Ruth Lea: This bailout is not enough to save the euro
Comment of the Day

November 24 2010

Commentary by David Fuller

Ruth Lea: This bailout is not enough to save the euro

This column from The Times (may require subscription registration, PDF also supplied) addresses what some of us see as the euro's conundrum:
Ireland, Greece and Portugal will never recover locked in the single-currency straitjacket

The Irish Government will, despite its initial reluctance, be bailed out by the EU and the IMF. But rather than solving Ireland's economic problems, this rescue package merely defers them.

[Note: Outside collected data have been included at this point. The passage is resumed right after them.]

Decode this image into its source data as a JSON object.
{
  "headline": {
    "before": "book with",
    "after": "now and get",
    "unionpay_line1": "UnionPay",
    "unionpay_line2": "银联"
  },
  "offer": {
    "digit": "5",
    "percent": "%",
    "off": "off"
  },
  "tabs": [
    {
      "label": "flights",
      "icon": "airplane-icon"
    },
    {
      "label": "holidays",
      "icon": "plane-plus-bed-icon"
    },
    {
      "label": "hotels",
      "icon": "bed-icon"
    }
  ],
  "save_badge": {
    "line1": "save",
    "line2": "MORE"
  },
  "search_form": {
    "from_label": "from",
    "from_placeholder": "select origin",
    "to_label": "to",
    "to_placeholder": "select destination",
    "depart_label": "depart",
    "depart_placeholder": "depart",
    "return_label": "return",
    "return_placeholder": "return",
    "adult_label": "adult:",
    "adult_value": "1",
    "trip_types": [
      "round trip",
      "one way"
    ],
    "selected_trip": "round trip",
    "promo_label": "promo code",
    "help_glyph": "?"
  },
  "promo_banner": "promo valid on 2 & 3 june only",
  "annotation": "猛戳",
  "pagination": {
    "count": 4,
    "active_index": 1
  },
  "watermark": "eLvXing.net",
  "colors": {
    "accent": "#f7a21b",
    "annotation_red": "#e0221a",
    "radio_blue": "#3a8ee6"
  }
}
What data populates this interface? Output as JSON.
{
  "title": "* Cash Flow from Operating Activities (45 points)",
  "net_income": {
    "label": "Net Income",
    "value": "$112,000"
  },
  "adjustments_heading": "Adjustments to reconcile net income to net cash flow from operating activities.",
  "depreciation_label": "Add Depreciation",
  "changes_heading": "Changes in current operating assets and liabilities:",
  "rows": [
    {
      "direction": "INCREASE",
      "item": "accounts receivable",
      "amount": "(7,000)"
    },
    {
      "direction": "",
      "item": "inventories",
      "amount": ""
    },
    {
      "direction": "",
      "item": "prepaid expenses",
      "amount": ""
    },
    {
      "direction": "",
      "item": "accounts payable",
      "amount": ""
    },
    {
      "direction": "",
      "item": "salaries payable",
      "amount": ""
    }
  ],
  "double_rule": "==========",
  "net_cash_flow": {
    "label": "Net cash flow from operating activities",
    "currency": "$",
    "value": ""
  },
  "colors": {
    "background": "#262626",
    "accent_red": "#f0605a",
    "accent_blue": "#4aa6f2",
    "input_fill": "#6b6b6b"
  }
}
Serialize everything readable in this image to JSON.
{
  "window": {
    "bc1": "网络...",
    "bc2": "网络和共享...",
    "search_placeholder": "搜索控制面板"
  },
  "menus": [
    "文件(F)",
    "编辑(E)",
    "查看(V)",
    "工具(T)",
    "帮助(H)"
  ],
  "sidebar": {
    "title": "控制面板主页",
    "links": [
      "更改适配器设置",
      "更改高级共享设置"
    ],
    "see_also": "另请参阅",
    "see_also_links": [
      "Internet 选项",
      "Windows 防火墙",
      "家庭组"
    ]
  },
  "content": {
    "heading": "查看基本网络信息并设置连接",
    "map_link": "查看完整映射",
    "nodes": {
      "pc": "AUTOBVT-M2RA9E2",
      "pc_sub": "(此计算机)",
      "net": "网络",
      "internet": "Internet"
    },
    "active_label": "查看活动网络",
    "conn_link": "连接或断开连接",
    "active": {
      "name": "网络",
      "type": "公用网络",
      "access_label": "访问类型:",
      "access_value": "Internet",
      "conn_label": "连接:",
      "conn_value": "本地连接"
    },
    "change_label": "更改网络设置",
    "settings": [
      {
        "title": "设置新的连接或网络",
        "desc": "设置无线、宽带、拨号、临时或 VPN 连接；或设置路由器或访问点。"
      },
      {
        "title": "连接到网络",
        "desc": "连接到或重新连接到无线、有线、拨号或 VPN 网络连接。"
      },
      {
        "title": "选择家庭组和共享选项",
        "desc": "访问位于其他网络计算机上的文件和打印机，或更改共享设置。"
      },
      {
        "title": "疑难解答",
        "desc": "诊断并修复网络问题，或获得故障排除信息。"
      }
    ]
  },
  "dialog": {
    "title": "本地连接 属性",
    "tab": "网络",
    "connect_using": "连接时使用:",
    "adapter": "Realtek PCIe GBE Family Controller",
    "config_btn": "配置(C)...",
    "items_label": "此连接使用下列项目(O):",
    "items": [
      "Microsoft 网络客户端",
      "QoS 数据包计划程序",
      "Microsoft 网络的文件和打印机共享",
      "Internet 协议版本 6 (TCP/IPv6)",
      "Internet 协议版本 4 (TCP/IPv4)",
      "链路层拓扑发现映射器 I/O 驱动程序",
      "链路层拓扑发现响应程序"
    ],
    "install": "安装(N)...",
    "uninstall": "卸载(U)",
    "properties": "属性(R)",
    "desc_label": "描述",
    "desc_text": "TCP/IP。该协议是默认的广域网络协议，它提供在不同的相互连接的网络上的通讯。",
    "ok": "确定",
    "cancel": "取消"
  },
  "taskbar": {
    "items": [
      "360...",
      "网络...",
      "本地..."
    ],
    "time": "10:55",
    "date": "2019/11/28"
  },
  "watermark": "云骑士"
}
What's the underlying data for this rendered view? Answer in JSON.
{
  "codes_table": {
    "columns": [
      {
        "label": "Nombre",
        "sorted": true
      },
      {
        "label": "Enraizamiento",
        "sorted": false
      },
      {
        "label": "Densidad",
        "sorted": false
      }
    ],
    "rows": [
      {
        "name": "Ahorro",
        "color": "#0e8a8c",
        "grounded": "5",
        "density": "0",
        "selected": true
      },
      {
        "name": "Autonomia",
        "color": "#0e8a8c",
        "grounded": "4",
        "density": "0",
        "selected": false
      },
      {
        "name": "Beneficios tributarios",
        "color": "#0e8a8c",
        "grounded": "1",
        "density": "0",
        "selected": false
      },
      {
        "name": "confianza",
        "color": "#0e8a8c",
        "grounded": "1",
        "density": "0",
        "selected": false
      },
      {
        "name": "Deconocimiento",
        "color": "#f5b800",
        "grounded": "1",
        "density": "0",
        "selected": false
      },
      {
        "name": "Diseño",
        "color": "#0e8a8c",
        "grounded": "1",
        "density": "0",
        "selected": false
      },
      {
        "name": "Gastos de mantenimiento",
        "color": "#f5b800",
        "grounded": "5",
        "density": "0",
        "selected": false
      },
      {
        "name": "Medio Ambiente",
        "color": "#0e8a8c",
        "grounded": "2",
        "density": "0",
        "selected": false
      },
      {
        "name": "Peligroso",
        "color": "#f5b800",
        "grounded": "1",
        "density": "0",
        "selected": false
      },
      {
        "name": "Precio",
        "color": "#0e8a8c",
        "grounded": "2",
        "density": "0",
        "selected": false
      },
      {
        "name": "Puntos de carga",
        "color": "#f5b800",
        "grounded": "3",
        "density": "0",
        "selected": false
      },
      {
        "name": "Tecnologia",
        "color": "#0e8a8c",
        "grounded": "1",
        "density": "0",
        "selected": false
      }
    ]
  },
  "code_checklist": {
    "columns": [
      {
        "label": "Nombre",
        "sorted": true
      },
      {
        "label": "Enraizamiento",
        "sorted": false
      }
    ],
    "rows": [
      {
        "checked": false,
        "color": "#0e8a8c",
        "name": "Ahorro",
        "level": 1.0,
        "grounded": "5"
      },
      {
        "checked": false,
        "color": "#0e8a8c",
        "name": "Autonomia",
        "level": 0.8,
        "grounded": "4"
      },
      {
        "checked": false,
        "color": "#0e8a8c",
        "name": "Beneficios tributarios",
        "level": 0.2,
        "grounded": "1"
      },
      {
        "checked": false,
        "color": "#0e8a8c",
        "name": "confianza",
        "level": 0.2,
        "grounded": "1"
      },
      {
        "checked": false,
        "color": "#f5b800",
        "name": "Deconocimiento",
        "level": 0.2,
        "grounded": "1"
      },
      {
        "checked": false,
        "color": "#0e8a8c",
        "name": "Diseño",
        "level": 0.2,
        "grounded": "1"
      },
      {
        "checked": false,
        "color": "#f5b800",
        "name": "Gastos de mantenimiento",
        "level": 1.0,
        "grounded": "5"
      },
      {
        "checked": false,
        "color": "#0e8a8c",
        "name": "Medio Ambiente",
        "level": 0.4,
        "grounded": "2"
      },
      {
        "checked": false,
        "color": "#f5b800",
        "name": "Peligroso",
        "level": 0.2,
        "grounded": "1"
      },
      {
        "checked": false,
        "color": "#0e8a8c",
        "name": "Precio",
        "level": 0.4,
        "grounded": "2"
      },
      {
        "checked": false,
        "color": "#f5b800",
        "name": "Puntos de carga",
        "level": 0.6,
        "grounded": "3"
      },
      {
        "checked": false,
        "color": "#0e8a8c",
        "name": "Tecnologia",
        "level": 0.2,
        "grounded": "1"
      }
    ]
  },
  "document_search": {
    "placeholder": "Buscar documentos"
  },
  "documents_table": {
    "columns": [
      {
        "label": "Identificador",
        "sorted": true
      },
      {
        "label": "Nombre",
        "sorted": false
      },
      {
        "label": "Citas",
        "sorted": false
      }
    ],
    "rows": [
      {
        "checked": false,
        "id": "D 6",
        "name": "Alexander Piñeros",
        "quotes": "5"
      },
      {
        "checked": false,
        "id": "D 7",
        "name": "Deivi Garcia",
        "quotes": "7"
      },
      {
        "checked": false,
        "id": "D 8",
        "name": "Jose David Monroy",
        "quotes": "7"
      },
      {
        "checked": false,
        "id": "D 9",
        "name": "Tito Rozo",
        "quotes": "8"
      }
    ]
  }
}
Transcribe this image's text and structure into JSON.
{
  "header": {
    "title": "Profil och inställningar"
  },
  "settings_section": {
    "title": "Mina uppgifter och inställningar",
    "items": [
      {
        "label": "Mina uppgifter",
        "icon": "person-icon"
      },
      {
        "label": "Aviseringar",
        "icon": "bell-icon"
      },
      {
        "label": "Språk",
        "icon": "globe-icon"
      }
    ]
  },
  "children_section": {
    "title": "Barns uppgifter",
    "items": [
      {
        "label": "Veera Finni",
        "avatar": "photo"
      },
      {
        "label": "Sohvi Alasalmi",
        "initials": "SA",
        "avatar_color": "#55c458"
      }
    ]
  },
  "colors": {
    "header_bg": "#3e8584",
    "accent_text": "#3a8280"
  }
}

Ireland is in a mess. Its economy shrank by more than 10 per cent last year, after a fall of 3.5 per cent in 2008. Bad debts have rocketed, property prices, on some estimates, are down by half and unemployment is approaching 14 per cent. In September last year the Irish Government announced that guaranteeing its banks could cost €50 billion, a third of GDP. These estimates pushed the deficit-to-GDP ratio to 32 per cent, undermining the solvency of the State.

Ireland needs growth to get out of this, but being part of the euro makes that difficult. Although the country is highly unlikely to leave the eurozone in the immediate future, the need to be free of its straitjacket will prove hard to resist if the economy fails to recover. Leaving may be necessary if Ireland is to maintain fiscal sovereignty, improve competitiveness and stimulate growth.

Recovery will also be difficult if France and Germany insist that, as a condition of the bailout, Ireland must increase its competitively low 12.5 per cent corporation tax rate. Such a move would undermine its attractiveness to overseas investors and foreign multinationals - the one aspect of the Irish economy that has proved successful in recent years.
The bailout was designed to reassure the sovereign bond markets that financial "contagion" would not spread from Ireland to

Portugal and Spain, which also have huge debts.

David Fuller's view My guess is that the ECB and IMF-led plan will once again paper over the problem - for a while - and that those currently shorting Irish and Southern European government bonds will soon be treated to a bear squeeze.

The more intractable problem concerns how these countries can earn their way out of their self-inflicted debt burdens.